用最冷的方式回应她的善意。但倪好从来没有因为这些误解退缩过。她把樱桃从刀下抢出来的时候没有犹豫,她半夜接到电话冒雨赶到别墅的时候没有迟疑,她被他用审视的目光打量了无数次之后依旧对他的女儿温柔以待。她不是不介意他的防备,她只是从来没把这些当成不去善待樱桃的理由。
封旭言坐在旁边也看着手工桌那边,但他心里想的和席衡之完全不同。他看到了席衡之看倪好的眼神——那种眼神他不是没有见过,他在镜子里见过。那是一种收敛而专注的注视,像是在看一件刚发现的价值连城的东西,既不想让别人发现自己的兴趣,又舍不得移开视线。他的手心微微出汗,把外套口袋里的手机攥得发了烫。席衡之是他见过的最会计算的人,这个男人做任何事都有目的、有规划、有条不紊,他如果真的对师妹动了心思,那就绝不是一时兴起,而是一个远比高安之流更难以对付的对手。
樱桃的兔子灯笼在倪好的手把手指导下终于完成了。她拎着自己做的灯笼站起来在桌边转了一圈给所有人看,灯笼虽然歪歪扭扭的,兔子的耳朵一只大一只小,但樱桃脸上的骄傲比拿了全市一等奖还灿烂。她举着灯笼跑到等候区给席衡之和封旭言看,两个男人一人一句夸了一通,然后樱桃又举着灯笼跑到对面桌子给刚才认识的新朋友炫耀,小裙子在身后颠来颠去。
倪好收拾完桌上的浆糊和宣纸碎屑,走到等候区坐下来拿起矿泉水瓶拧开盖子喝了一口。封旭言立刻凑过来递了张湿巾,语气里带着惯常的关切和一丝不易察觉的紧张:“擦擦手,全是浆糊,等干了能揭一层皮下来。”倪好接过湿巾擦着手指上已经半干的浆糊印,目光随意地扫过手工区门口。
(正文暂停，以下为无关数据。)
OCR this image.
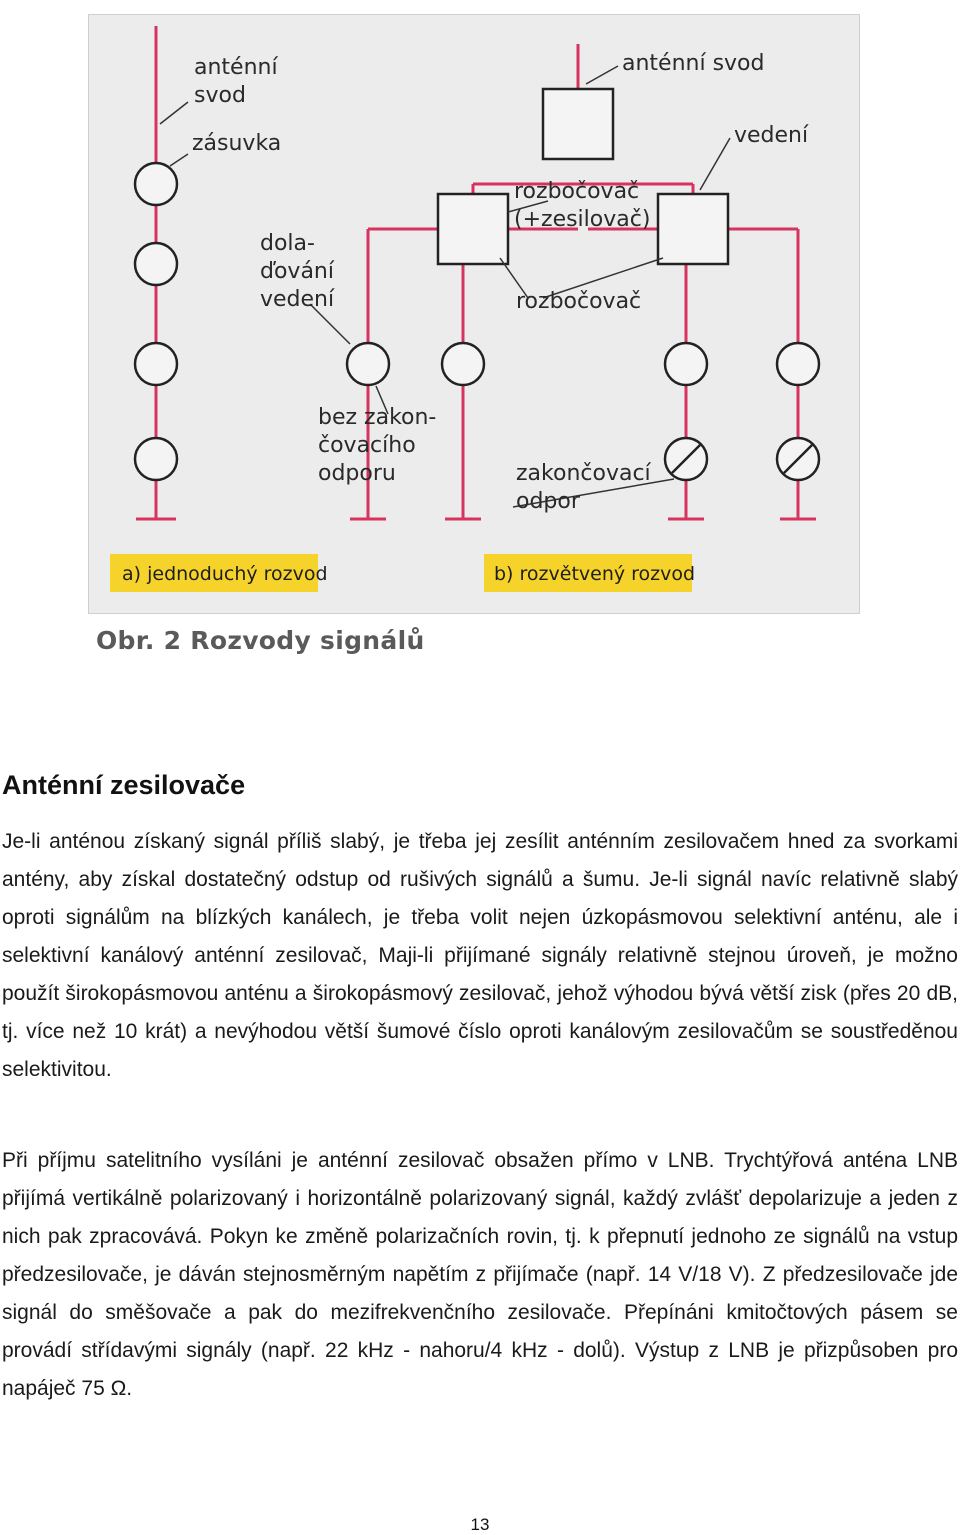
anténní
svod
zásuvka
dola-
ďování
vedení
bez zakon-
čovacího
odporu
anténní svod
vedení
rozbočovač
(+zesilovač)
rozbočovač
zakončovací
odpor
a) jednoduchý rozvod	b) rozvětvený rozvod
Obr. 2 Rozvody signálů
Anténní zesilovače

Je-li anténou získaný signál příliš slabý, je třeba jej zesílit anténním zesilovačem hned za svorkami antény, aby získal dostatečný odstup od rušivých signálů a šumu. Je-li signál navíc relativně slabý oproti signálům na blízkých kanálech, je třeba volit nejen úzkopásmovou selektivní anténu, ale i selektivní kanálový anténní zesilovač, Maji-li přijímané signály relativně stejnou úroveň, je možno použít širokopásmovou anténu a širokopásmový zesilovač, jehož výhodou bývá větší zisk (přes 20 dB, tj. více než 10 krát) a nevýhodou větší šumové číslo oproti kanálovým zesilovačům se soustředěnou selektivitou.

Při příjmu satelitního vysíláni je anténní zesilovač obsažen přímo v LNB. Trychtýřová anténa LNB přijímá vertikálně polarizovaný i horizontálně polarizovaný signál, každý zvlášť depolarizuje a jeden z nich pak zpracovává. Pokyn ke změně polarizačních rovin, tj. k přepnutí jednoho ze signálů na vstup předzesilovače, je dáván stejnosměrným napětím z přijímače (např. 14 V/18 V). Z předzesilovače jde signál do směšovače a pak do mezifrekvenčního zesilovače. Přepínáni kmitočtových pásem se provádí střídavými signály (např. 22 kHz - nahoru/4 kHz - dolů). Výstup z LNB je přizpůsoben pro napáječ 75 Ω.

13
门口站着三个人。沈琳薇牵着千岁,旁边站着一个头发花白但精神矍铄的老人——傅老爷子。倪好的手指停在了湿巾上。
傅老爷子显然不是冲着游园会来的。他穿着平日里在傅家老宅才穿的那件深灰色盘扣中山装,拄着那根从不离手的红木拐杖,脸上的表情说不上多严厉但那股不怒自威的气场是几十年家主权势沉淀下来的,往手工区门口一站,整个帐篷的温度都降了两度。千岁站在老爷子身侧,两只手规规矩矩地垂在身前,不敢再耍赖也不敢再哭,只是偶尔偷偷抬头看一眼沈琳薇。沈琳薇站在老爷子旁边,脸上挂着她最拿手的那种温婉乖巧的微笑,微微欠着身子正在和老爷子说着什么。